Przedświąteczne spotkanie z tradycją i kulturą
W gościnnych progach czekała już Prezes PTL, Teofila Latoś, by oprowadzić po przygotowanej ekspozycji. Warto przypomnieć w tym miejscu, że Izba znajduje się w starym budynku Biblioteki Miejskiej, dawnym budynku „Sokoła” – przedwojennego Towarzystwa Gimnastycznego, przy ul. Piłsudskiego 58. Dostępna jest dla wszystkich dwa dni w tygodniu, we wtorek i czwartek w godzinach od 10:30 do 13:30.

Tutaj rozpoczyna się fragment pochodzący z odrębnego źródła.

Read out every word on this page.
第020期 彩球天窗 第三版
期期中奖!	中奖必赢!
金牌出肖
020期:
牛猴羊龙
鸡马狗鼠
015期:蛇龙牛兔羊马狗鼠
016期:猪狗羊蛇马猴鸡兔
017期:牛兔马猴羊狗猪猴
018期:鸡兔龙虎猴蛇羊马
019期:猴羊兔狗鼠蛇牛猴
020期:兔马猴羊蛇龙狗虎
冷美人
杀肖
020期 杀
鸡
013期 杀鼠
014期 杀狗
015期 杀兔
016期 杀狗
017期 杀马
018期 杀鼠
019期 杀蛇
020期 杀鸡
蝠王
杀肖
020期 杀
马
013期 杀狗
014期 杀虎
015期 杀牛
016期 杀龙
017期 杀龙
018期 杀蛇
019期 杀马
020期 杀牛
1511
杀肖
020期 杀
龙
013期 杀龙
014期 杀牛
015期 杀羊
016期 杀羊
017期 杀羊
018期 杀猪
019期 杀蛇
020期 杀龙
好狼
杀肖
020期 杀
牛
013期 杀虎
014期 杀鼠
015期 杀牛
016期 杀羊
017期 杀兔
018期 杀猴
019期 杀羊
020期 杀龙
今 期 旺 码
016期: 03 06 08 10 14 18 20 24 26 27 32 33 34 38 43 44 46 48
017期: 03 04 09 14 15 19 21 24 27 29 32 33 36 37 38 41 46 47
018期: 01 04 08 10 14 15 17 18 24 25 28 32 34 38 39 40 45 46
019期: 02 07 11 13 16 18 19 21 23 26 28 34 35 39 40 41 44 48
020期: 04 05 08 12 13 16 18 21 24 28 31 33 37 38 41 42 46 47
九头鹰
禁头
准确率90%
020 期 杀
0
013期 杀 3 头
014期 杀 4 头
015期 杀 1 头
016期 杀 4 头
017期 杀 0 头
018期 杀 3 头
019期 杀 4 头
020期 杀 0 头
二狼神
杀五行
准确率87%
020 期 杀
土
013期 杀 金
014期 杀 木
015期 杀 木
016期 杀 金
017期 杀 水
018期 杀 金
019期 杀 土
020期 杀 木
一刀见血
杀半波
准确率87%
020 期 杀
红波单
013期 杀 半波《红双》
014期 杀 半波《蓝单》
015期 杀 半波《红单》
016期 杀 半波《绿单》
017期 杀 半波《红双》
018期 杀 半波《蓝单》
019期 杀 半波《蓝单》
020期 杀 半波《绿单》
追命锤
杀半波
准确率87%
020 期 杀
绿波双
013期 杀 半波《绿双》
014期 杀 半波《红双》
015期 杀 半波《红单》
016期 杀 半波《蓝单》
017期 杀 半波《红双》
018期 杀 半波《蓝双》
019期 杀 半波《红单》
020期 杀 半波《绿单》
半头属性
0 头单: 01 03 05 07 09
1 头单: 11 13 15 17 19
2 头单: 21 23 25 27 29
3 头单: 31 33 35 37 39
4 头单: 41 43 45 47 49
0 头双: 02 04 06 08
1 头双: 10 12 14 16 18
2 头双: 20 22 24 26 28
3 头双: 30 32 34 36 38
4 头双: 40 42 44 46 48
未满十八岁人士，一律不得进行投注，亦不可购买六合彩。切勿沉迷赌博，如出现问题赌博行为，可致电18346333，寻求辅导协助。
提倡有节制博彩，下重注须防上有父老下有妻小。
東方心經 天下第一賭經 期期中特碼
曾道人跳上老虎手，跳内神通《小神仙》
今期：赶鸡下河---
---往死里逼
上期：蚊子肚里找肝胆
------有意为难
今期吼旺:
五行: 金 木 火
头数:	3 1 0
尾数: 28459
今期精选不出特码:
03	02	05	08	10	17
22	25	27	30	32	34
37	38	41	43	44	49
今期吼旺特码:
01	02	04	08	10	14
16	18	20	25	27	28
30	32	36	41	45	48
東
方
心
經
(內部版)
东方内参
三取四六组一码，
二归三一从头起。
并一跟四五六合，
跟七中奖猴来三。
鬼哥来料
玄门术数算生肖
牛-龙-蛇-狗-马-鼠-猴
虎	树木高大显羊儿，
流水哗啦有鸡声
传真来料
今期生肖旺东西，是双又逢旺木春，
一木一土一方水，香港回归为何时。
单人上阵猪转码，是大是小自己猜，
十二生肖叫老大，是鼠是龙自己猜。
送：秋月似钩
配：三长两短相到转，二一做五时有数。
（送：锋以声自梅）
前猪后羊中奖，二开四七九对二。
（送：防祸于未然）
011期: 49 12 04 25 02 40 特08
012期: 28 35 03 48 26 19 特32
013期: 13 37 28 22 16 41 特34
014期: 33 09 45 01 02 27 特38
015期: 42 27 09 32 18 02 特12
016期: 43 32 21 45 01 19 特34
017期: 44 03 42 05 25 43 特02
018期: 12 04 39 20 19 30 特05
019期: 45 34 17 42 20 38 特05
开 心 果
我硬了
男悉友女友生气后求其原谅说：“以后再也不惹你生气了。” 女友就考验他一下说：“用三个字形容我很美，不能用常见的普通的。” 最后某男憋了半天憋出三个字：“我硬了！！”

Gorąco zachęcamy do odwiedzin – to świetna propozycja by poznać historię naszego regionu – przekonują Zagórzanie. Szczególnie, że pod kątem etnograficznym dokładnie zbadał ją dr Sebastian Flizak, który pozostawił Oddziałowi bezcenny skarb, swoje opracowania i materiały badawcze.
Drugą część spotkania kontynuowano w Urzędzie Miasta. Teofila Latoś przedstawiła odczyt na temat dawnych zwyczajów dot. Świąt Wielkiej Nocy.
Wydawałoby się, że większość z nich jest już na tyle znanych, niemal oczywistych, ale jednak zawsze znajdzie się coś nowego – swoimi spostrzeżeniami dzielą się uczestnicy spotkania. Porównując nawet sąsiednie regiony, widzimy różnice choćby w nazwie potrawy czy sposobie jej przyrządzania. Wszystkie zabiegi naszych przodków związane były z kalendarzem prac w polu, zasiewów i nadzieją na udane zbiory. Dlatego też mocno wierzono, że wszelkie zwyczaje wielkanocne miały moc odganiania złego uroku do gospodarstwa; miały chronić domowników i zapewnić urodzaj. Podobnie było z potrawami, które jadano po wcześniejszym ich poświęceniu – każda potrawa, którą poświęcono w Wielką Sobotę miała swoją symbolikę. I tak np. chrzan – gorzkość Wielkiego Piątku, a masło – słodycz przemienienia w Niedzielę Wielkanocną. Poświęcone jajko również miało niespotykaną moc, dlatego dbano, by część poświęconego pokarmu dostały zwierzęta – miało je to chronić od wszelkich chorób. Przypomniane przez prelegentkę zwyczaje z dawnych dworów szlacheckich również rozbudziły naszą wyobraźnię i apetyt. Już niebawem sami będziemy mogli delektować się smakami podobnych wielkanocnych potraw, czego na sam koniec życzyła nam wszystkim Teofila Latoś. Dziękując za wykład wzajemnie życzyliśmy sobie smacznych i spokojnych świąt.
Przedstawiciele Urzędu Miasta skierowali podziękowania za udział przedstawicieli Zagórzańskich Dziedzin w finisażu wystawy w Krakowie. Wyrazy wdzięczności okrasili słodkim wielkanocnym mazurkiem. Takie cuda można było zakupić na Zagórzańskim Jarmarku Wielkanocnym!
Mamy nadzieję, że te i inne wypieki będą częściej gościć na naszych jarmarkach, kiermaszach i innych imprezach, do czego gorąco namawiamy zawodową cukierniczkę, która zaczęła działać w Stowarzyszeniu Miłośników Kultury Zagórzańskiej „Pod Cyrlom” – podkreślają kreatorzy zagórzańskiej marki lokalnej. Przyglądaliśmy się również dziełom innej zdolnej artystki – Barbary Łabuz, która wyhaftowała piękną latorózkę na miejskim sztandarze i zaczęła również powielać zagórzańskie wzory na lnianych torbach, obrusach czy serwetach. Trzymamy kciuki, by tego było więcej! Szukamy cały czas pomysłów, by poszerzać naszą zagórzańską ofertę, wzajemnie się inspirujemy – mając nadzieję, że część z tych wytworów znajdziecie w naszych punktach sprzedaży produktów regionalnych.